On Wednesday 9 January, Professor David Oliver, vice president, Royal College of Physicians and consultant geriatrics and acute general medicine, Royal Berkshire NHS Foundation Trust, delivered his keynote lecture: ‘Be nice to your elders – it could be you one day’ at the Association of Anaesthetists annual Winter Scientific Meeting at the QEII Centre, London.

The UK’s population is growing and ageing. By 2030, men aged 65 will live on average to 88 years and women to 91 years old.  Although this is a cause for celebration, and many people will live into older age without life limiting health problems, there will be an increase in people living with long-term chronic conditions such as diabetes, heart disease and dementia. This means that anaesthetists, intensivists and other healthcare professionals will need a different approach and set of skills to care for their patients in the future.

In his keynote lecture, Professor Oliver, considered the implications of caring for an ageing population, as he explains: “Future healthcare will require a far more person centred and integrated approach, keeping people well at home rather than in hospital. There will be a greater focus of joined up care between the NHS and social care and a move away from single disease healthcare to supporting patients with a variety of complex diseases and problems at the same time.

“For anaesthetists this means we need to ensure elective and emergency surgery is as safe and effective as possible for the older patient who is likely to present with a number of medical conditions alongside their surgical diagnosis. As part of a multidisciplinary and integrated medical care team our focus for the future will be to share and develop best practice across the NHS.”
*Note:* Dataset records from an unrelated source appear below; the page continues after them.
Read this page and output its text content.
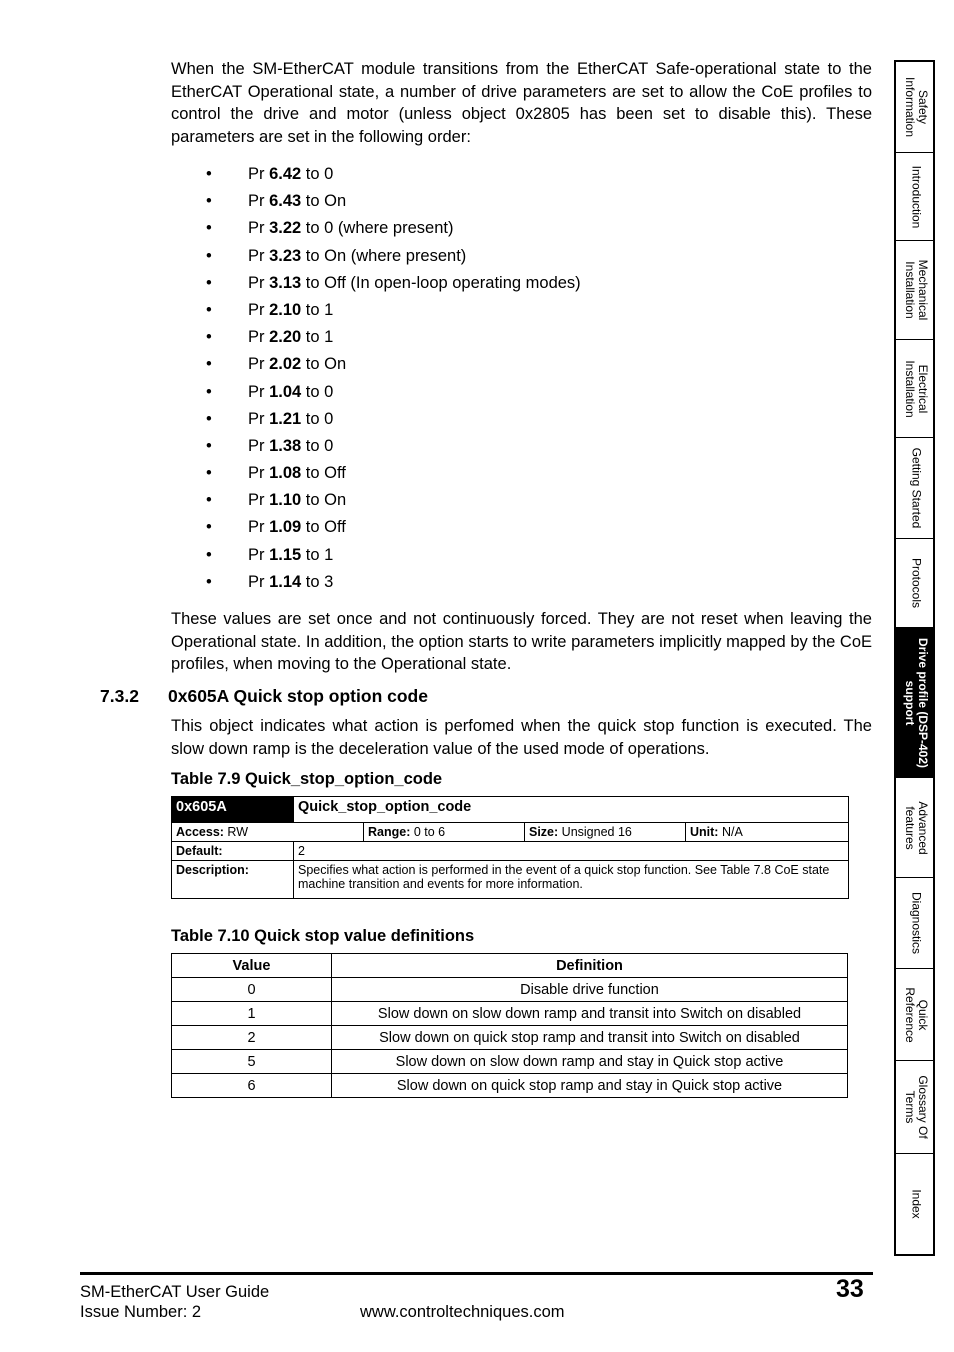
When the SM-EtherCAT module transitions from the EtherCAT Safe-operational state to the EtherCAT Operational state, a number of drive parameters are set to allow the CoE profiles to control the drive and motor (unless object 0x2805 has been set to disable this). These parameters are set in the following order:
• Pr 6.42 to 0
• Pr 6.43 to On
• Pr 3.22 to 0 (where present)
• Pr 3.23 to On (where present)
• Pr 3.13 to Off (In open-loop operating modes)
• Pr 2.10 to 1
• Pr 2.20 to 1
• Pr 2.02 to On
• Pr 1.04 to 0
• Pr 1.21 to 0
• Pr 1.38 to 0
• Pr 1.08 to Off
• Pr 1.10 to On
• Pr 1.09 to Off
• Pr 1.15 to 1
• Pr 1.14 to 3
These values are set once and not continuously forced. They are not reset when leaving the Operational state. In addition, the option starts to write parameters implicitly mapped by the CoE profiles, when moving to the Operational state.
7.3.2 0x605A Quick stop option code
This object indicates what action is perfomed when the quick stop function is executed. The slow down ramp is the deceleration value of the used mode of operations.
Table 7.9 Quick_stop_option_code
0x605A	Quick_stop_option_code			
Access: RW		Range: 0 to 6	Size: Unsigned 16	Unit: N/A
Default:	2			
Description:	Specifies what action is performed in the event of a quick stop function. See Table 7.8 CoE state machine transition and events for more information.			
Table 7.10 Quick stop value definitions
Value	Definition
0	Disable drive function
1	Slow down on slow down ramp and transit into Switch on disabled
2	Slow down on quick stop ramp and transit into Switch on disabled
5	Slow down on slow down ramp and stay in Quick stop active
6	Slow down on quick stop ramp and stay in Quick stop active
Safety
Information
Introduction
Mechanical
Installation
Electrical
Installation
Getting Started
Protocols
Drive profile (DSP-402)
support
Advanced
features
Diagnostics
Quick
Reference
Glossary Of
Terms
Index
SM-EtherCAT User Guide
Issue Number: 2	www.controltechniques.com
33
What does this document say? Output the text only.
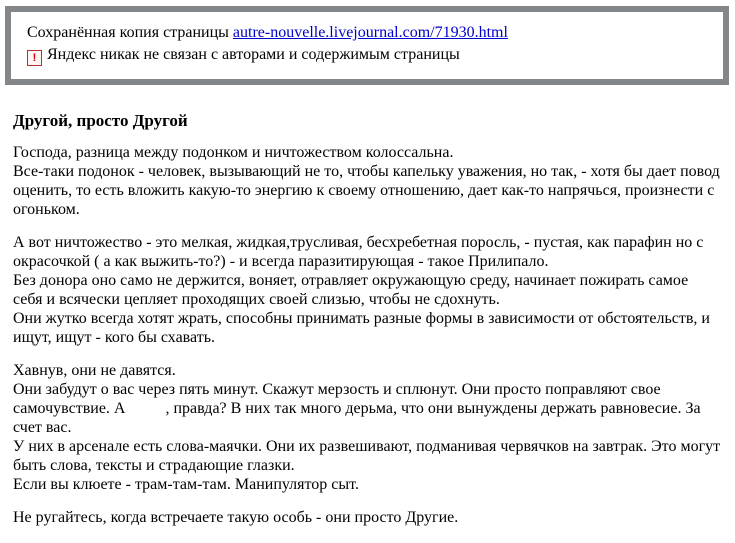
Сохранённая копия страницы autre-nouvelle.livejournal.com/71930.html
! Яндекс никак не связан с авторами и содержимым страницы
Другой, просто Другой
Господа, разница между подонком и ничтожеством колоссальна.
Все-таки подонок - человек, вызывающий не то, чтобы капельку уважения, но так, - хотя бы дает повод
оценить, то есть вложить какую-то энергию к своему отношению, дает как-то напрячься, произнести с
огоньком.
А вот ничтожество - это мелкая, жидкая,трусливая, бесхребетная поросль, - пустая, как парафин но с
окрасочкой ( а как выжить-то?) - и всегда паразитирующая - такое Прилипало.
Без донора оно само не держится, воняет, отравляет окружающую среду, начинает пожирать самое
себя и всячески цепляет проходящих своей слизью, чтобы не сдохнуть.
Они жутко всегда хотят жрать, способны принимать разные формы в зависимости от обстоятельств, и
ищут, ищут - кого бы схавать.
Хавнув, они не давятся.
Они забудут о вас через пять минут. Скажут мерзость и сплюнут. Они просто поправляют свое
самочувствие. А          , правда? В них так много дерьма, что они вынуждены держать равновесие. За
счет вас.
У них в арсенале есть слова-маячки. Они их развешивают, подманивая червячков на завтрак. Это могут
быть слова, тексты и страдающие глазки.
Если вы клюете - трам-там-там. Манипулятор сыт.
Не ругайтесь, когда встречаете такую особь - они просто Другие.
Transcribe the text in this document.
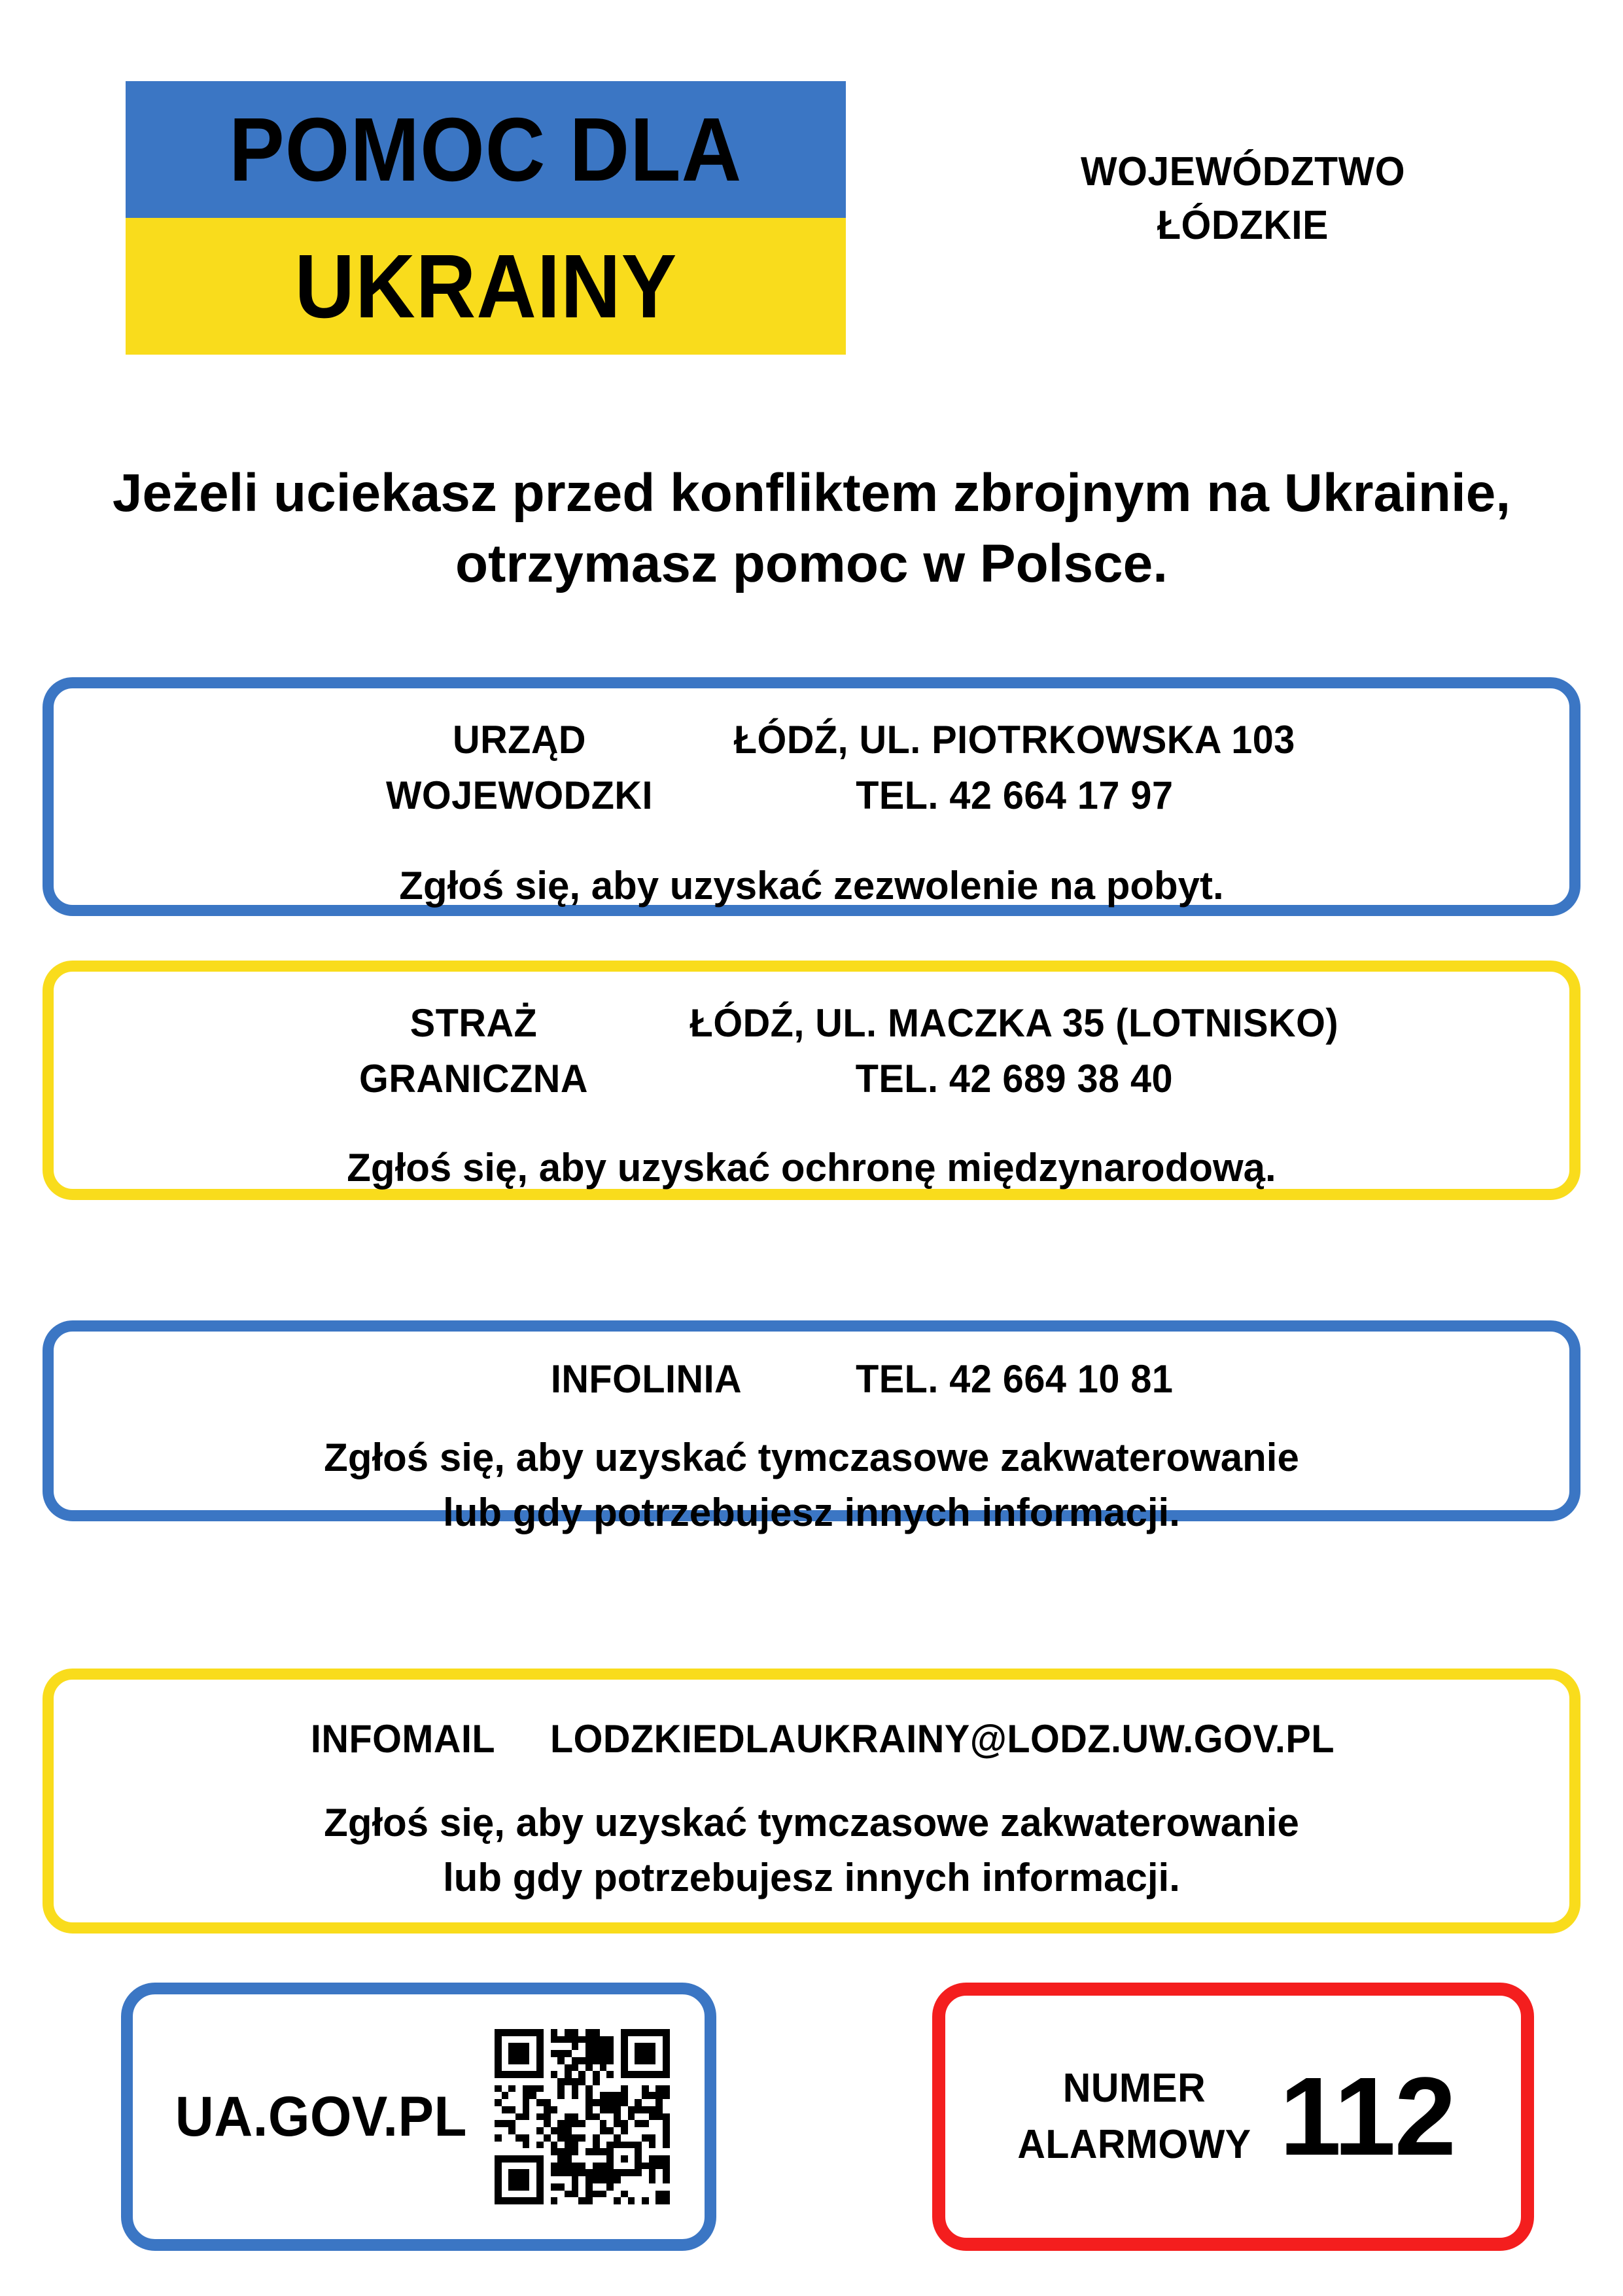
POMOC DLA
UKRAINY
WOJEWÓDZTWO
ŁÓDZKIE
Jeżeli uciekasz przed konfliktem zbrojnym na Ukrainie,
otrzymasz pomoc w Polsce.
URZĄD
WOJEWODZKI
ŁÓDŹ, UL. PIOTRKOWSKA 103
TEL. 42 664 17 97
Zgłoś się, aby uzyskać zezwolenie na pobyt.
STRAŻ
GRANICZNA
ŁÓDŹ, UL. MACZKA 35 (LOTNISKO)
TEL. 42 689 38 40
Zgłoś się, aby uzyskać ochronę międzynarodową.
INFOLINIA	TEL. 42 664 10 81
Zgłoś się, aby uzyskać tymczasowe zakwaterowanie
lub gdy potrzebujesz innych informacji.
INFOMAIL	LODZKIEDLAUKRAINY@LODZ.UW.GOV.PL
Zgłoś się, aby uzyskać tymczasowe zakwaterowanie
lub gdy potrzebujesz innych informacji.
UA.GOV.PL	NUMER
ALARMOWY 112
Speaking about Professor Oliver’s lecture and the Winter Scientific Meeting, Dr Kathleen Ferguson, president at the Association of Anaesthetists, said: “Our Annual Winter Scientific Meeting is a great way for attendees to keep up to date with clinical and non-clinical subjects and I was very interested in Professor Oliver’s thought provoking and timely lecture. We know that one of the biggest challenges facing the NHS is the increased demands of an ageing population, not just for our patients but also for the staff on whom they depend. At the Association we are raising awareness of the issues connected to an aging population as part of our Age and the Anaesthetist campaign and we look forward to helping to shape the debate in how to develop healthcare for the future.”

Other keynote lectures delivered during the three-day conference (9-11 January 2019) included the Archie Brain Lecture: Peri-operative outcomes research in Africa from Professor Bruce Biccard, Cape Town and the Featherstone Oration: Hip fractures, challenges, solutions and looming problems from Professor Griffiths, Peterborough.

More than 800 anaesthetists and intensivists attended the series of workshops, activities and exhibitions over the three days, providing an exciting way for attendees to keep up to date on clinical and non-clinical subjects including obstetrics, airways, emergency medicine, paediatrics, new and emerging therapies, blood management, research, regulation and wellbeing.